Katy smiled as Isabel fled up the stairs, her cases banging against her legs.

26.

September 1908

Stormfield,
Redding, Connecticut

N
O NUBILE ACTRESSES WERE
scheduled to come today, no little girls wearing hair bows that were bigger than their pretty heads, no famous scientists, no robber barons, no editors, no reporters. Her Brownie camera in hand, Isabel strolled around the empty fountain at the end of the walkway that hung like a long pendant necklace from the back of the house. She was looking for deer. She loved to photograph them, the does especially, with their large eyes and wet black noses, although their meek, hunted expressions disturbed her. Wanting to bring them closer, she had put out a salt lick for them when she'd moved to Stormfield three months earlier, until a neighboring farmer thanked her for luring them in to shoot.

Pain shot through her fingertip. She snatched her hand from one of the cedars overhanging the fountain. Such deceptive trees—the feathery leaves hid hairy barbs that were as sharp as needles. She should have had them cut down but they gave the landscaping an Italian air. She tucked her camera under her arm and, sucking her invisible wound, gazed at the mansion rising from the series of terraces.

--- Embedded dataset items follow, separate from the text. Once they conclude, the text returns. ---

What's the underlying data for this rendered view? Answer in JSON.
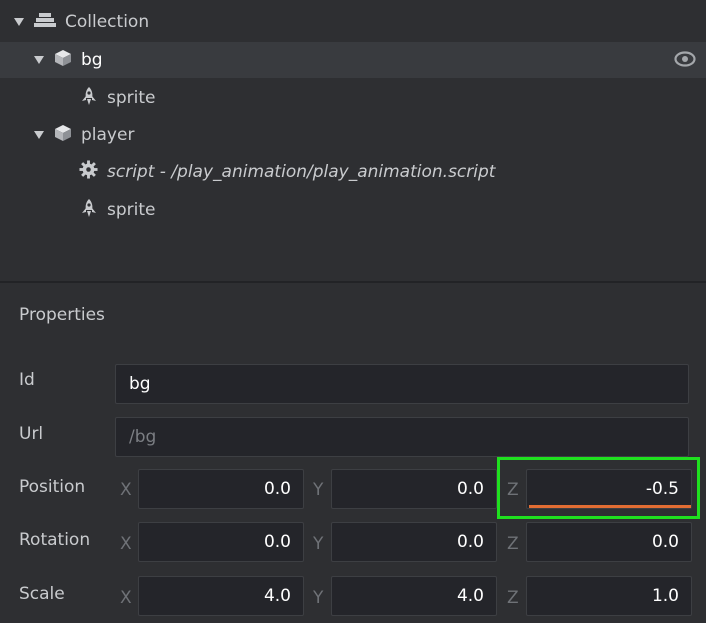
{
  "outline": {
    "items": [
      {
        "label": "Collection",
        "icon": "collection-icon",
        "expanded": true
      },
      {
        "label": "bg",
        "icon": "game-object-icon",
        "expanded": true,
        "selected": true
      },
      {
        "label": "sprite",
        "icon": "sprite-icon"
      },
      {
        "label": "player",
        "icon": "game-object-icon",
        "expanded": true
      },
      {
        "label": "script - /play_animation/play_animation.script",
        "icon": "script-gear-icon"
      },
      {
        "label": "sprite",
        "icon": "sprite-icon"
      }
    ],
    "visibility_icon": "eye-icon"
  },
  "properties": {
    "title": "Properties",
    "id_label": "Id",
    "id_value": "bg",
    "url_label": "Url",
    "url_value": "/bg",
    "position_label": "Position",
    "rotation_label": "Rotation",
    "scale_label": "Scale",
    "axis_x": "X",
    "axis_y": "Y",
    "axis_z": "Z",
    "position": {
      "x": "0.0",
      "y": "0.0",
      "z": "-0.5"
    },
    "rotation": {
      "x": "0.0",
      "y": "0.0",
      "z": "0.0"
    },
    "scale": {
      "x": "4.0",
      "y": "4.0",
      "z": "1.0"
    }
  },
  "colors": {
    "highlight": "#1fe01f",
    "edited_underline": "#e26d33"
  }
}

That house. For nearly a year, she had nurtured, coddled, and coaxed it into life, all by herself. The King hadn't even wanted to see the plans. He said he wanted a house outside of the city—its conception was up to her. The gestation period alone had nearly broken her.
How nauseated she'd been when she had come back from one of her several trips with The King to Bermuda—trips that featured more friends and drinking and less intimacy than the first—and found that the foundation was being dug on the wrong site. Her vision had actually swum as she waded through piles of dirt to get to the operator of the steam shovel to stop.

The dozens of subsequent train rides out to oversee the construction after a full day's work in New York hadn't done much for her constitution in the following months, nor had Clara's announcement that she wanted major changes. Only by sheer force of will had Isabel managed to keep the project on schedule, even when she'd arrived with a wagon train of furniture three days before the grand opening and found the place in chaos. With one last push, she'd cajoled the workers to stay past midnight, promising them Scotch, cigars, and a concert on the Orchestrelle. They delivered, she delivered; The King arrived in June of 1908 to find his new home serenely waiting for him, complete with his pipes hanging on their rack and a cat dozing on the porch.

All the suffering she had endured in its formation had been worth it. When The King first examined every inch of it, his eyes shone like those of a father wondering at his newborn child's perfect toes. How proud she had been. This house, her progeny, was a glorious example of what she could do for the man she loved, if he would only tell her what he wanted. She would do it all again—she would do anything—if he asked it of her. And yet it wasn't enough.

He had not given himself to her since she had sailed to Nova Scotia last year and made the innocent blunder of saying that she wouldn't marry him. He stayed away from her bed, keeping so busy that there was no time for intimacy. She'd thought the house in the country would draw them closer but it seemed to have the opposite effect. They hadn't had a moment to breathe since they'd moved in. The beautiful, the famous, and the rich flocked to this palace in the middle of nowhere, willing to take the two-and-a-half-hour pilgrimage from
the city for a chat with The King—and for the inevitable write-up in the papers the next day. Isabel had hoped that out here in the wilds of Connecticut, The King could get off the endless, calliope-tootling carousel of appearances, speeches, and interviews that his life in New York had become. The world needed Samuel Clemens to eat fewer dinners and write more books. He needed to finish his autobiography, but he couldn't be bothered to sit still long enough to work on it. At an age when others were slowing down, her King was running faster, even out here in the country. It troubled Isabel to think what he might be running from. She feared that it might be her.